Der 2. Tag

Am nächsten Morgen wurde sich früh wieder versammelt und kurze Zeit später losgelaufen. Mit guter Stimmung bewegte sich der Marsch singend und lautstark durch mehrere Dörfer und Landstraßen. An Passant_innen wurden Informationsflyer über die aktuelle Situation in Kurdistan und den „Langen Marsch der Jugend“ verteilt. Während der Pausen wurde gemeinsam getanzt und gegessen.
Relativ früh begannn die Polizei die Demonstration abzufilmen und zu provozieren. Nachdem der Marsch ein Dorf verlassen hatte, stoppte die Polizei die Demo und versuchte mehrere Leute aus der Demo zu ziehen, um ihre Personalien festzustellen.

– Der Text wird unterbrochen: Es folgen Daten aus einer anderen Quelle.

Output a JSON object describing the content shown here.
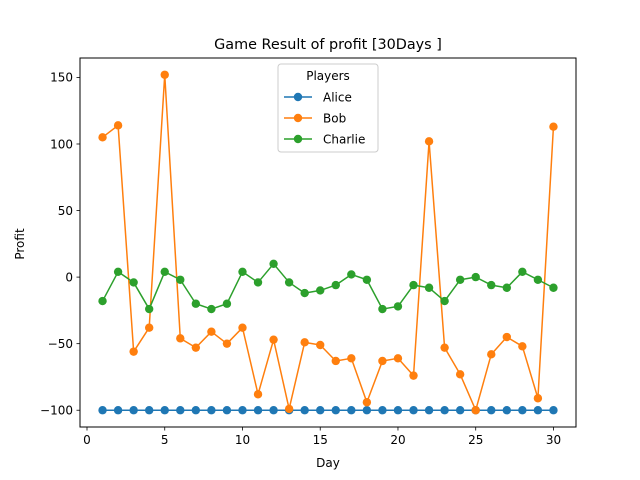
{
  "chart_data": {
    "type": "line",
    "title": "Game Result of profit [30Days ]",
    "xlabel": "Day",
    "ylabel": "Profit",
    "xlim": [
      -0.45,
      31.45
    ],
    "ylim": [
      -112.6,
      164.6
    ],
    "x_ticks": [
      0,
      5,
      10,
      15,
      20,
      25,
      30
    ],
    "y_ticks": [
      -100,
      -50,
      0,
      50,
      100,
      150
    ],
    "legend": {
      "title": "Players",
      "placement": "top-center"
    },
    "x": [
      1,
      2,
      3,
      4,
      5,
      6,
      7,
      8,
      9,
      10,
      11,
      12,
      13,
      14,
      15,
      16,
      17,
      18,
      19,
      20,
      21,
      22,
      23,
      24,
      25,
      26,
      27,
      28,
      29,
      30
    ],
    "series": [
      {
        "name": "Alice",
        "color": "#1f77b4",
        "values": [
          -100,
          -100,
          -100,
          -100,
          -100,
          -100,
          -100,
          -100,
          -100,
          -100,
          -100,
          -100,
          -100,
          -100,
          -100,
          -100,
          -100,
          -100,
          -100,
          -100,
          -100,
          -100,
          -100,
          -100,
          -100,
          -100,
          -100,
          -100,
          -100,
          -100
        ]
      },
      {
        "name": "Bob",
        "color": "#ff7f0e",
        "values": [
          105,
          114,
          -56,
          -38,
          152,
          -46,
          -53,
          -41,
          -50,
          -38,
          -88,
          -47,
          -99,
          -49,
          -51,
          -63,
          -61,
          -94,
          -63,
          -61,
          -74,
          102,
          -53,
          -73,
          -100,
          -58,
          -45,
          -52,
          -91,
          113
        ]
      },
      {
        "name": "Charlie",
        "color": "#2ca02c",
        "values": [
          -18,
          4,
          -4,
          -24,
          4,
          -2,
          -20,
          -24,
          -20,
          4,
          -4,
          10,
          -4,
          -12,
          -10,
          -6,
          2,
          -2,
          -24,
          -22,
          -6,
          -8,
          -18,
          -2,
          0,
          -6,
          -8,
          4,
          -2,
          -8
        ]
      }
    ]
  }
}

Daraufhin kam es zu Rangeleien, und vier Genoss_innen wurden für etwa eine Stunde zur Personalienkontrolle festgehalten und unter anderem wegen Körperverletzung, Beleidigung und Sachbeschädigung angezeigt. Danach konnte ohne weitere Zwischenfälle weitergelaufen werden.
In Rheinau endete die Demo für den Tag und die am Marsch teilnehmenden Genoss_innen wurden von solidarischen Familien aufgenommen.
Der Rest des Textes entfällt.